Twarz polskiej prowincji
W „Twarzy” Szumowska bierze pod lupę polską prowincję, jej religijność, konserwatyzm i strach przed „obcym”. Film pokazuje też bezradność części społeczeństwa przygniecionego balastem transformacji i zbyt szybkim skokiem na głęboką wodę kapitalizmu. – Ten film to metafora tego, co dzieje się w Polsce, ale nie tylko. To też film o miłości, kapitalizmie, młodej demokracji – mówiła reżyserka. Głównym bohaterem „Twarzy” jest Jacek (w tej roli Mateusz Kościukiewicz) – prowincjonalny outsider, którego życie na wsi upływa na słuchaniu metalu, pomocy w gospodarstwie, pracy przy budowie gigantycznego pomnika Jezusa (takiego, jaki stoi w Świebodzinie) i wygłupach ze swoją dziewczyną (graną przez Małgorzatę Gorol). Jego mały świat wali się jednak w momencie wypadku, w którym Jacek traci dużą część twarzy. Udany przeszczep przeprowadzony przez polskich lekarzy (to też nawiązanie do prawdziwej historii), czyni go quasi celebrytą. W rodzinnych stronach nawet matka ma jednak problem z akceptacją nowego wyglądu syna. – Czy to jeszcze mój syn, czy ten drugi, dawca – pyta.
Strach przed "innym"
Nie po raz pierwszy Szumowska poświęca dużo miejsca roli Kościoła na prowincji. I nie po raz pierwszy wyłania się z tego obraz dewocji i zabobonu. – Kościół katolicki wciąż ma ogromną siłę w Polsce, wciąż ma wpływ na społeczeństwo, w przeciwieństwie na przykład do Irlandii, gdzie jego władza osłabła – mówiła. Kluczowym tematem filmu wydaje się jednak podejście do inności manifestującej się nie tylko wyglądem, ale też pochodzeniem, religią, przekonaniami. Czyni to film bardzo aktualnym w obliczu dyskusji toczących się w Polsce. – To przypadek, kręciliśmy ten film dwa lata – mówiła reżyserka. Film wejdzie na ekrany polskich kin w kwietniu.

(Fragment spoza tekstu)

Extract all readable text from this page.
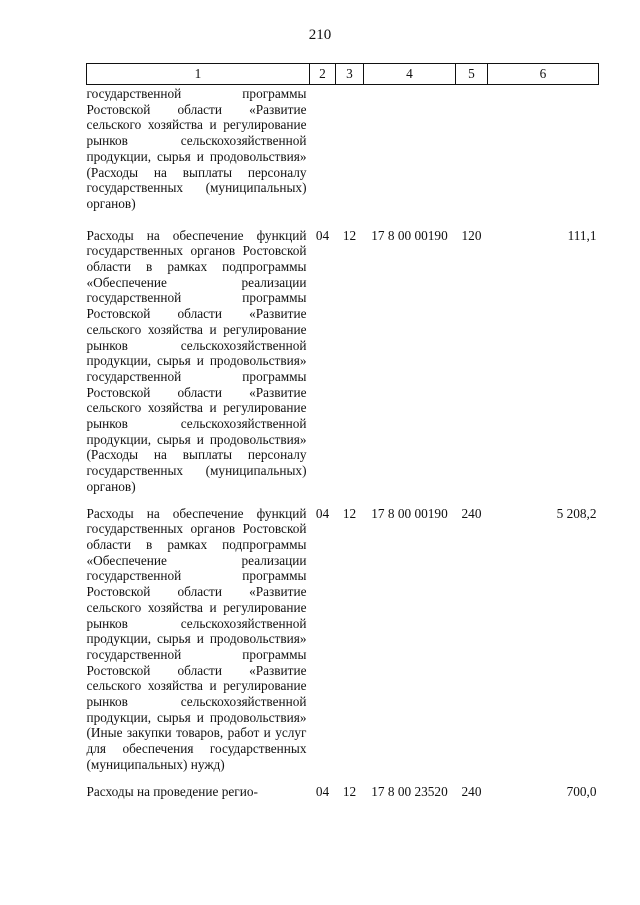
210
1	2	3	4	5	6
государственной программы Ростовской области «Развитие сельского хозяйства и регулирование рынков сельскохозяйственной продукции, сырья и продовольствия» (Расходы на выплаты персоналу государственных (муниципальных) органов)					
Расходы на обеспечение функций государственных органов Ростовской области в рамках подпрограммы «Обеспечение реализации государственной программы Ростовской области «Развитие сельского хозяйства и регулирование рынков сельскохозяйственной продукции, сырья и продовольствия» государственной программы Ростовской области «Развитие сельского хозяйства и регулирование рынков сельскохозяйственной продукции, сырья и продовольствия» (Расходы на выплаты персоналу государственных (муниципальных) органов)	04	12	17 8 00 00190	120	111,1
Расходы на обеспечение функций государственных органов Ростовской области в рамках подпрограммы «Обеспечение реализации государственной программы Ростовской области «Развитие сельского хозяйства и регулирование рынков сельскохозяйственной продукции, сырья и продовольствия» государственной программы Ростовской области «Развитие сельского хозяйства и регулирование рынков сельскохозяйственной продукции, сырья и продовольствия» (Иные закупки товаров, работ и услуг для обеспечения государственных (муниципальных) нужд)	04	12	17 8 00 00190	240	5 208,2
Расходы на проведение регио-	04	12	17 8 00 23520	240	700,0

Czy wywoła kontrowersje? Szumowska mówi, że się tego nie boi. – Film powinien wywoływać dyskusję, powinien prowokować do dialogu – mówiła. – Ale ten film opowiada o Polsce z czułością, zresztą tak odebrali go też zagraniczni koledzy – dodawała.

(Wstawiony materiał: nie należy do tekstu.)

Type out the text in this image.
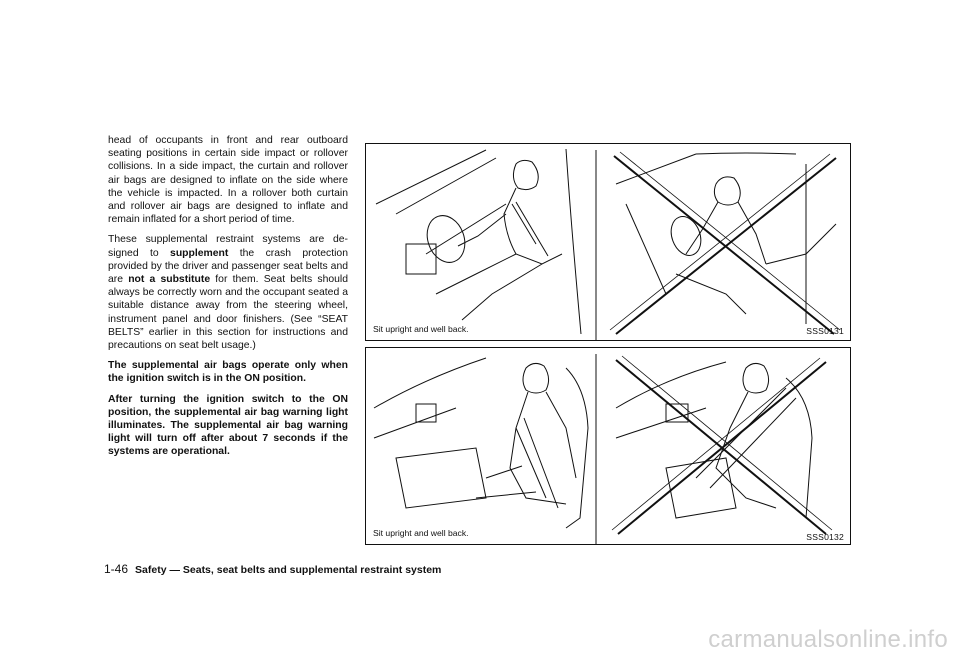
head of occupants in front and rear outboard seating positions in certain side impact or rollover collisions. In a side impact, the curtain and rollover air bags are designed to inflate on the side where the vehicle is impacted. In a rollover both curtain and rollover air bags are designed to inflate and remain inflated for a short period of time.

These supplemental restraint systems are de-signed to supplement the crash protection provided by the driver and passenger seat belts and are not a substitute for them. Seat belts should always be correctly worn and the occupant seated a suitable distance away from the steering wheel, instrument panel and door finishers. (See “SEAT BELTS” earlier in this section for instructions and precautions on seat belt usage.)

The supplemental air bags operate only when the ignition switch is in the ON position.

After turning the ignition switch to the ON position, the supplemental air bag warning light illuminates. The supplemental air bag warning light will turn off after about 7 seconds if the systems are operational.

Sit upright and well back.	SSS0131
Sit upright and well back.	SSS0132
1-46 Safety — Seats, seat belts and supplemental restraint system
carmanualsonline.info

To już drugi niedźwiedź Szumowskiej
Szumowska jest dobrze znana w Berlinie. Trzy lata temu jej film „Body/Ciało” został uhonorowany Srebrnym Niedźwiedziem za najlepszą reżyserię. W 2013 roku Polka otrzymała nagrodę Teddy za film "W imię". W 2016 roku Szumowska zasiadała z kolei w międzynarodowym jury. Międzynarodowy Festiwal Filmowy w Berlinie nie jest może tak prestiżowy jak festiwale w Cannes czy w Wenecji, ale dzięki swojemu otwarciu na zwykłego widza, a nie tylko na branżowych ekspertów, jest wyjątkowy. Biorąc pod uwagę liczbę widzów, jest to największy festiwal świata. W ubiegłym roku Berlinale ściągnęło do berlińskich kin blisko pół miliona gości.